A set of 44 partial SSU rDNA sequences (1200–1450 bp) have been obtained from bacteria cultivated from filtrated ion-exchanged tap water. The 44 sequences have been processed batch-wise by leBIBIQBPP with the “TS-stringent” database as reference in a five-minute run (Additional file 4). In most cases, the closest sequence to the query belongs to its proximal cluster. Therefore, the taxonomic assignment of 41 strains was highly reliable according to the criteria presented above. In three cases, the query was not clearly inside or close to a cluster. These three sequences require further expertise as they may belong to new taxonomic entities, species or genera.

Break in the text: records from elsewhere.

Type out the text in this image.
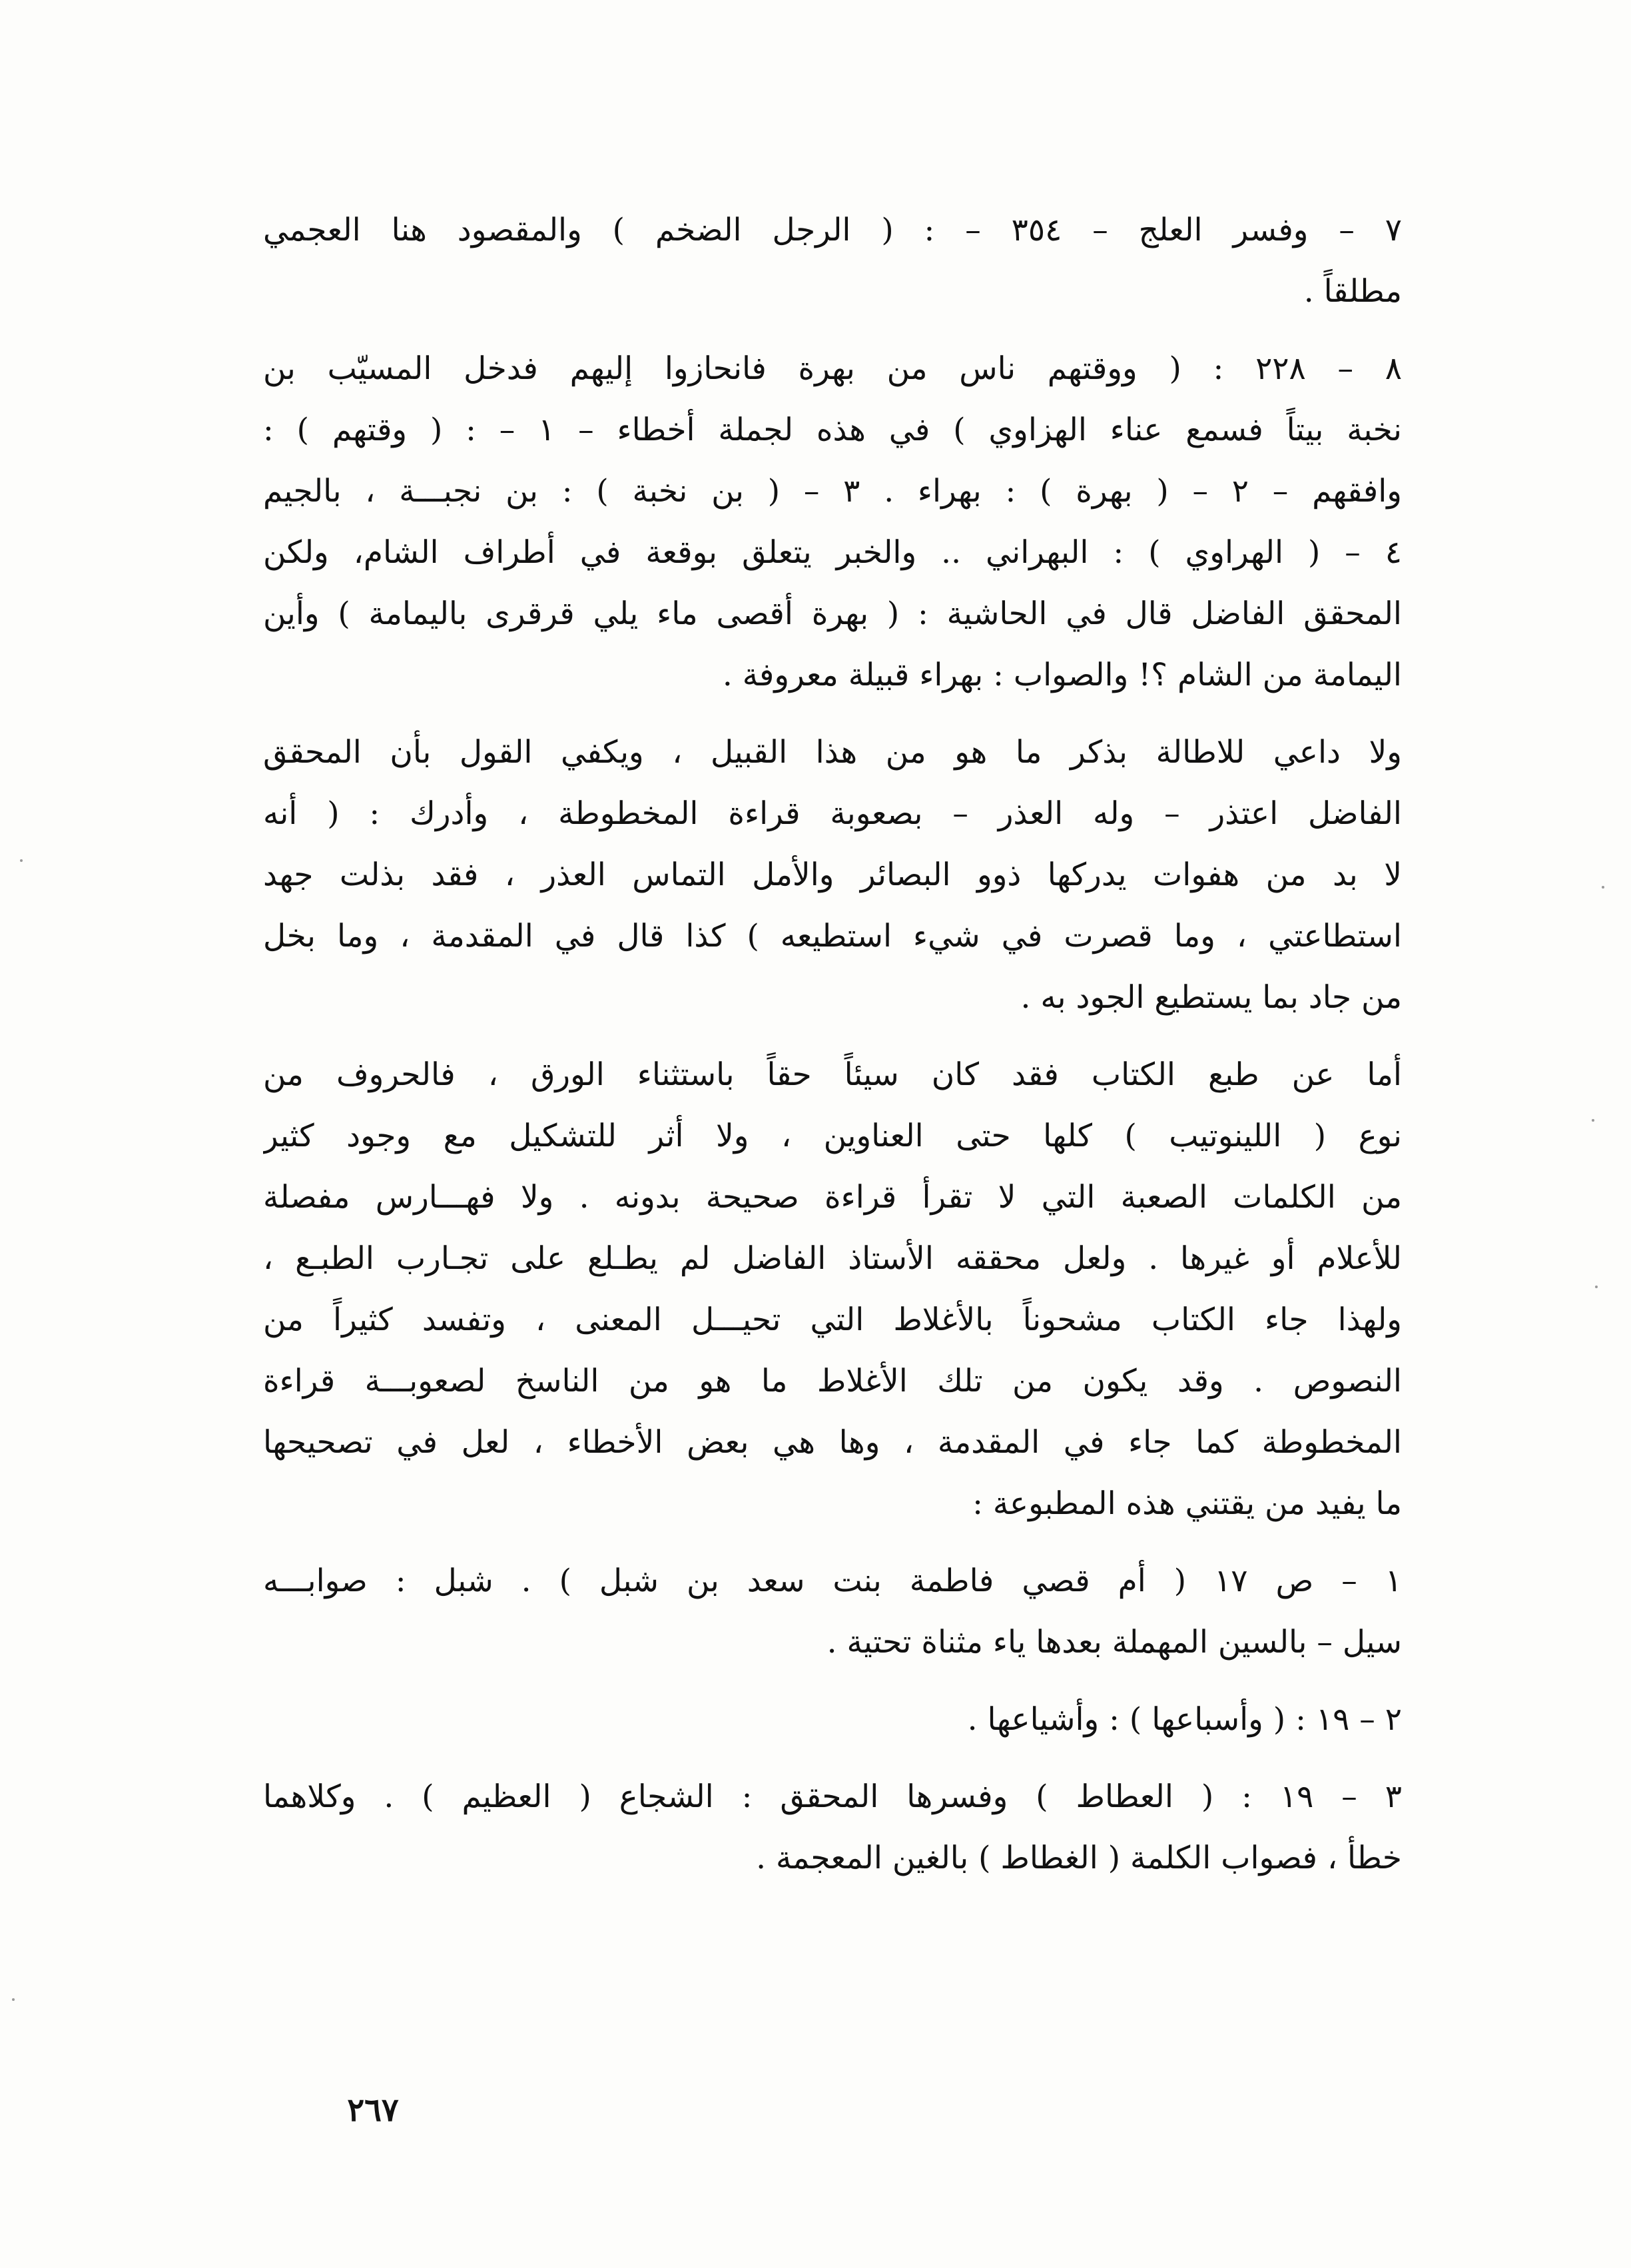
٧ – وفسر العلج – ٣٥٤ – : ( الرجل الضخم ) والمقصود هنا العجمي
مطلقاً .
٨ – ٢٢٨ : ( ووقتهم ناس من بهرة فانحازوا إليهم فدخل المسيّب بن
نخبة بيتاً فسمع عناء الهزاوي ) في هذه لجملة أخطاء – ١ – : ( وقتهم ) :
وافقهم – ٢ – ( بهرة ) : بهراء . ٣ – ( بن نخبة ) : بن نجبـــة ، بالجيم
٤ – ( الهراوي ) : البهراني .. والخبر يتعلق بوقعة في أطراف الشام، ولكن
المحقق الفاضل قال في الحاشية : ( بهرة أقصى ماء يلي قرقرى باليمامة ) وأين
اليمامة من الشام ؟! والصواب : بهراء قبيلة معروفة .
ولا داعي للاطالة بذكر ما هو من هذا القبيل ، ويكفي القول بأن المحقق
الفاضل اعتذر – وله العذر – بصعوبة قراءة المخطوطة ، وأدرك : ( أنه
لا بد من هفوات يدركها ذوو البصائر والأمل التماس العذر ، فقد بذلت جهد
استطاعتي ، وما قصرت في شيء استطيعه ) كذا قال في المقدمة ، وما بخل
من جاد بما يستطيع الجود به .
أما عن طبع الكتاب فقد كان سيئاً حقاً باستثناء الورق ، فالحروف من
نوع ( اللينوتيب ) كلها حتى العناوين ، ولا أثر للتشكيل مع وجود كثير
من الكلمات الصعبة التي لا تقرأ قراءة صحيحة بدونه . ولا فهـــارس مفصلة
للأعلام أو غيرها . ولعل محققه الأستاذ الفاضل لم يطـلع على تجـارب الطبـع ،
ولهذا جاء الكتاب مشحوناً بالأغلاط التي تحيـــل المعنى ، وتفسد كثيراً من
النصوص . وقد يكون من تلك الأغلاط ما هو من الناسخ لصعوبـــة قراءة
المخطوطة كما جاء في المقدمة ، وها هي بعض الأخطاء ، لعل في تصحيحها
ما يفيد من يقتني هذه المطبوعة :
١ – ص ١٧ ( أم قصي فاطمة بنت سعد بن شبل ) . شبل : صوابـــه
سيل – بالسين المهملة بعدها ياء مثناة تحتية .
٢ – ١٩ : ( وأسباعها ) : وأشياعها .
٣ – ١٩ : ( العطاط ) وفسرها المحقق : الشجاع ( العظيم ) . وكلاهما
خطأ ، فصواب الكلمة ( الغطاط ) بالغين المعجمة .
٢٦٧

LeBIBIQBPP is a unique tool helping biologists to build phylogenies involving prokaryotic species, in order to achieve the taxonomic assignment of sequences of interest. It is unique in the sense that it provides nomenclature-driven specialized databases, as well as a set of efficient programs allowing to reconstruct robust phylogenies, without sacrificing the speed required for an on-line service. First, leBIBIQBPP is different due to the use of a broad range of databases devoted to prokaryotes, and the careful selection of relevant sequences. Also, the emphasis on annotation quality for prokaryotic taxonomy cannot be found elsewhere. Second, multiple alignment trimming, as well as the use of an ML approach improve the quality of reconstructed trees. It could be argued that there are programs that perform better than FastTree for reconstructing phylogenies, but this comes with an important price in terms of processing speed. Lastly, a very important point is the fact that leBIBIQBPP does not impose an automated, fixed taxonomic assignment, but rather a panel of possible choices, open to interpretation.

Availability and requirements

The databases and identification tools can be accessed at and any recent web browser can be used.